Behind the drive for a tariff of $1 per bbl. on crude oil were these economic facts: last year the U. S. produced about a billion barrels of oil. Its net imports, free-listed, were about 53,000,000 bbl. Largest importers are Standard of New Jersey, Standard of New York, Gulf, Royal Dutch Shell. When, as a conservation measure, President Hoover tried to induce U. S. oil producers to limit their output, the American Independent Petroleum Association balked. These independent producers argued that it would be futile to limit U. S. oil output so long as the four big importing companies could freely bring in oil. Decreased production, they claimed, would lead only to increased importations. Their proposed remedy was a stiff duty on crude oil to cut imports and make domestic conservation possible. The big oil companies fought any such customs restriction.

Six weeks ago only three Senate votes were mustered for a duty on oil. Into Washington then marched a vigorous oil lobby. Last week 27 senators voted for an oil tariff. It was not enough. The proposal was beaten by 39 Senate votes.

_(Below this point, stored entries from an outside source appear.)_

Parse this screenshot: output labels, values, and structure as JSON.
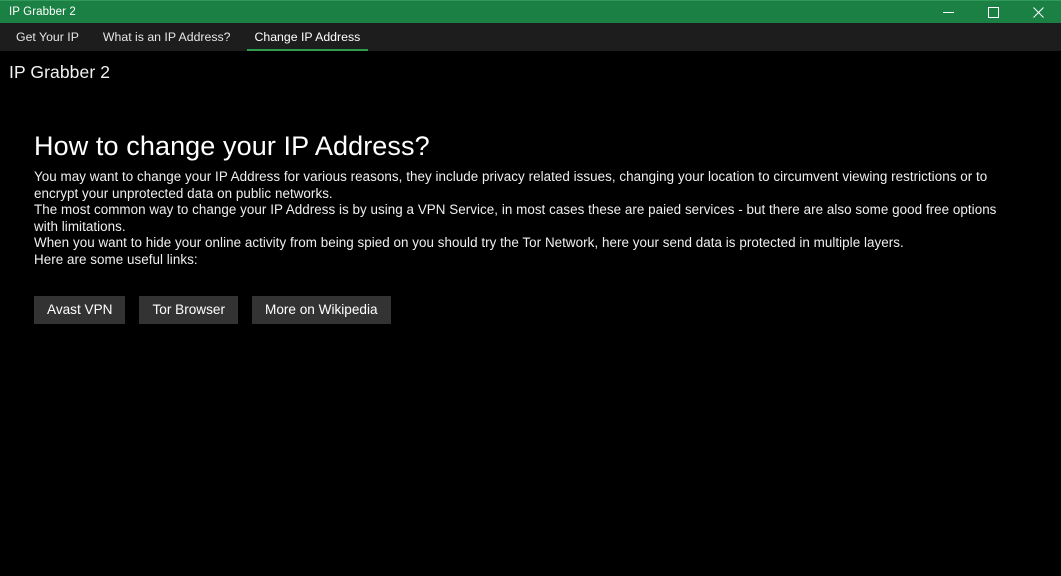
{
  "window": {
    "title": "IP Grabber 2",
    "titlebar_color": "#1b8043",
    "controls": [
      {
        "name": "minimize",
        "glyph": "minimize-icon"
      },
      {
        "name": "maximize",
        "glyph": "maximize-icon"
      },
      {
        "name": "close",
        "glyph": "close-icon"
      }
    ]
  },
  "nav": {
    "items": [
      {
        "label": "Get Your IP",
        "active": false
      },
      {
        "label": "What is an IP Address?",
        "active": false
      },
      {
        "label": "Change IP Address",
        "active": true
      }
    ],
    "active_underline_color": "#2e9b4f"
  },
  "app": {
    "header": "IP Grabber 2"
  },
  "main": {
    "heading": "How to change your IP Address?",
    "paragraphs": [
      "You may want to change your IP Address for various reasons, they include privacy related issues, changing your location to circumvent viewing restrictions or to encrypt your unprotected data on public networks.",
      "The most common way to change your IP Address is by using a VPN Service, in most cases these are paied services - but there are also some good free options with limitations.",
      "When you want to hide your online activity from being spied on you should try the Tor Network, here your send data is protected in multiple layers.",
      "Here are some useful links:"
    ],
    "buttons": [
      {
        "label": "Avast VPN",
        "name": "avast-vpn-button"
      },
      {
        "label": "Tor Browser",
        "name": "tor-browser-button"
      },
      {
        "label": "More on Wikipedia",
        "name": "more-on-wikipedia-button"
      }
    ]
  }
}
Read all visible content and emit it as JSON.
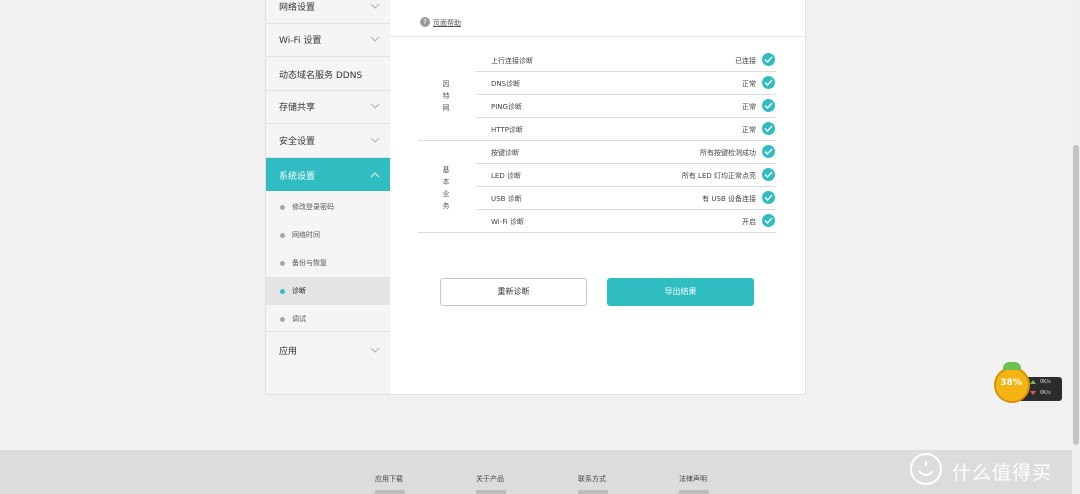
{
  "sidebar": {
    "items": [
      {
        "label": "网络设置"
      },
      {
        "label": "Wi-Fi 设置"
      },
      {
        "label": "动态域名服务 DDNS"
      },
      {
        "label": "存储共享"
      },
      {
        "label": "安全设置"
      },
      {
        "label": "系统设置"
      },
      {
        "label": "应用"
      }
    ],
    "sub_items": [
      {
        "label": "修改登录密码"
      },
      {
        "label": "网络时间"
      },
      {
        "label": "备份与恢复"
      },
      {
        "label": "诊断"
      },
      {
        "label": "调试"
      }
    ],
    "active_item": "系统设置",
    "selected_sub_item": "诊断"
  },
  "main": {
    "help_label": "页面帮助",
    "categories": [
      "因特网",
      "基本业务"
    ],
    "rows": [
      {
        "label": "上行连接诊断",
        "status": "已连接"
      },
      {
        "label": "DNS诊断",
        "status": "正常"
      },
      {
        "label": "PING诊断",
        "status": "正常"
      },
      {
        "label": "HTTP诊断",
        "status": "正常"
      },
      {
        "label": "按键诊断",
        "status": "所有按键检测成功"
      },
      {
        "label": "LED 诊断",
        "status": "所有 LED 灯均正常点亮"
      },
      {
        "label": "USB 诊断",
        "status": "有 USB 设备连接"
      },
      {
        "label": "Wi-Fi 诊断",
        "status": "开启"
      }
    ],
    "rediagnose_button": "重新诊断",
    "export_button": "导出结果"
  },
  "widget": {
    "percent": "38%",
    "upload": "0K/s",
    "download": "0K/s"
  },
  "footer": {
    "links": [
      "应用下载",
      "关于产品",
      "联系方式",
      "法律声明"
    ]
  },
  "watermark": {
    "text": "什么值得买"
  },
  "colors": {
    "accent": "#30bdc2",
    "sidebar_bg": "#f5f5f5",
    "footer_bg": "#dcdcdc"
  }
}
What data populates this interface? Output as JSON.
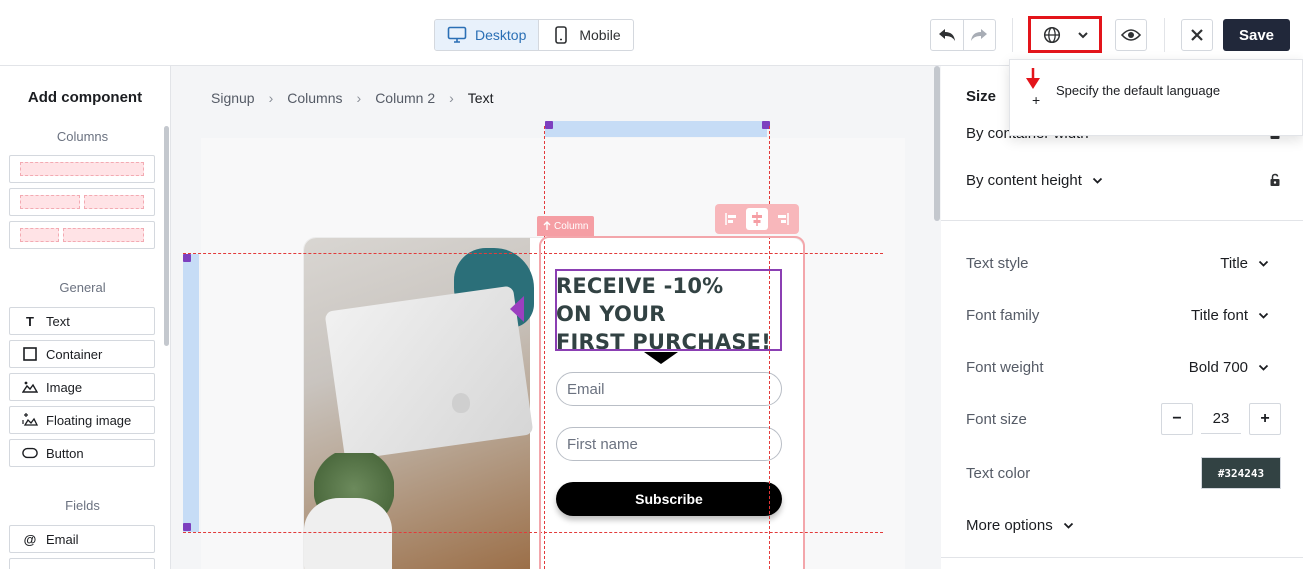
{
  "toolbar": {
    "device_desktop": "Desktop",
    "device_mobile": "Mobile",
    "save_label": "Save"
  },
  "tooltip": {
    "text": "Specify the default language",
    "plus": "+"
  },
  "left_panel": {
    "title": "Add component",
    "sections": {
      "columns": "Columns",
      "general": "General",
      "fields": "Fields"
    },
    "general_items": [
      {
        "label": "Text",
        "icon": "text-icon"
      },
      {
        "label": "Container",
        "icon": "container-icon"
      },
      {
        "label": "Image",
        "icon": "image-icon"
      },
      {
        "label": "Floating image",
        "icon": "floating-image-icon"
      },
      {
        "label": "Button",
        "icon": "button-icon"
      }
    ],
    "field_items": [
      {
        "label": "Email",
        "icon": "at-icon"
      }
    ]
  },
  "breadcrumb": {
    "items": [
      "Signup",
      "Columns",
      "Column 2"
    ],
    "current": "Text",
    "separator": "›"
  },
  "popup": {
    "headline_lines": [
      "RECEIVE -10%",
      "ON YOUR",
      "FIRST PURCHASE!"
    ],
    "email_placeholder": "Email",
    "first_name_placeholder": "First name",
    "subscribe_label": "Subscribe",
    "column_tag": "Column"
  },
  "right_panel": {
    "size_title": "Size",
    "width_mode": "By container width",
    "height_mode": "By content height",
    "text_style_label": "Text style",
    "text_style_value": "Title",
    "font_family_label": "Font family",
    "font_family_value": "Title font",
    "font_weight_label": "Font weight",
    "font_weight_value": "Bold 700",
    "font_size_label": "Font size",
    "font_size_value": "23",
    "text_color_label": "Text color",
    "text_color_value": "#324243",
    "more_options": "More options",
    "minus": "−",
    "plus": "+"
  },
  "colors": {
    "accent": "#2a6fb5",
    "save_bg": "#21283a",
    "highlight_red": "#e3141a",
    "text_color": "#324243"
  }
}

The oil lobby's very zeal defeated its purpose. Not twelve hours before the Senate voted on the oil amendment to the tariff bill, the Senate Lobby Committee had uncorked a gusher of damning evidence which fairly swamped the oil lobby's chances of success.

The head of the oil lobby was Wirt Franklin, able Oklahoma oil producer, President of the A. I. P. A. Heeled with a $50,000 fund, he began to operate in Washington a month ago. Through Secretary of War Hurley he secured an invitation to lunch with President Hoover.

The Franklin lobby method was to trade Senate votes. He would promise a Senator interested in an increased sugar duty a vote for sugar in return for his vote for an oil duty. Thus he lined up the Colorado and Louisiana "sugar" Senators for an oil duty on the promise that Oklahoma's "oil" Senators would later vote for sugar.

At the Senate's night session at which the oil duty proposed by Oklahoma's Senator Pine came up Wisconsin's Senator Blaine effectively excoriated the oil lobby's activities. Excerpts:

"This lobby organization would trade Senators, would trade the President, would trade anybody to win. . . . This new commercialism, not by the use of greenbacks but by the exchange of commodities--oil for sugar, sugar for oil! Shame should bring to these men's countenances the realization that they do not hold in their pockets the votes of the Senate."

The Blaine blast drove Mr. Franklin from the Senate gallery where he was watching the climax of his endeavors. He returned in time, however, to break a Senate rule by scoring the roll call which totaled his defeat.

Broad were the smirks when "oil" senators feebly defended this proposed duty as a form of Farm Relief.